This wound up feeling pretty lightweight, but it wasn't bad. The best reason to see this is the cast - as usual, the consistent Jeff Daniels, Kate Winslet and Michael Fassbender all do excellent work. It would be physically impossible for Fassbender to mimic Jobs, either in look or sound, but he does create a character that feels like a good impression. However, he doesn't (or perhaps can't) overcome the limitations of the script, which feels pretty thin. The dialogue is actually entertaining and sharp, and the actors elegantly navigate the pitfalls of Sorkin's dense bluster. (Lesser performances can succumb to it and mow on through, making it sound like wall-to-wall blather.) But except for the corporate maneuvering that's not actually the focus of the film, the explorations of Jobs' personal relationships come off too simple and easy.
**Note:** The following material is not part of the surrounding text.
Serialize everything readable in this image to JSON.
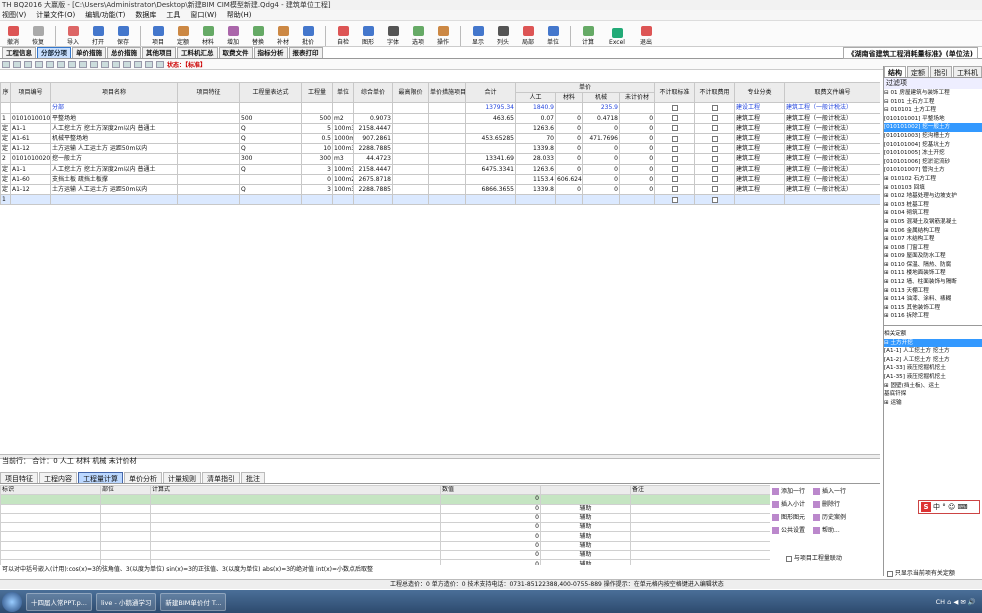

Even The Social Network had clunkers like "You're not an asshole Mark, you're just trying so hard to be," but lines like that were much easier to overlook, even when it caps the script, because the film as a whole felt like it was exploring so much more than that pat remark. "I'm poorly made" is harder to overlook because Steve Jobs seems to be hinging on it.

As for Boyle's direction, he's definitely much more restrained, but some of his choices still feel awkward. One that sticks out is the cutaways - to be fair, this could be the way it was written. (The Social Network's skipping through time was scripted from the start.) He does handle the actors very well - as mentioned before, they're mostly excellent and work very well together. The format changes seem very obvious on-screen - the 16mm footage definitely looks gauzy, and the HD footage is very well-defined, especially in the close-ups of the lead characters. I was skeptical about its usage, and while I'm not wholly convinced, I have to say it does do a fine job of showing the 'aging' process of the actors - shooting them in 16mm allows them to look younger (the way you'd filter a shot to make any actor look younger), and as many pointed out when HD was adopted, it's very unforgiving to faces when revealing the effects of time.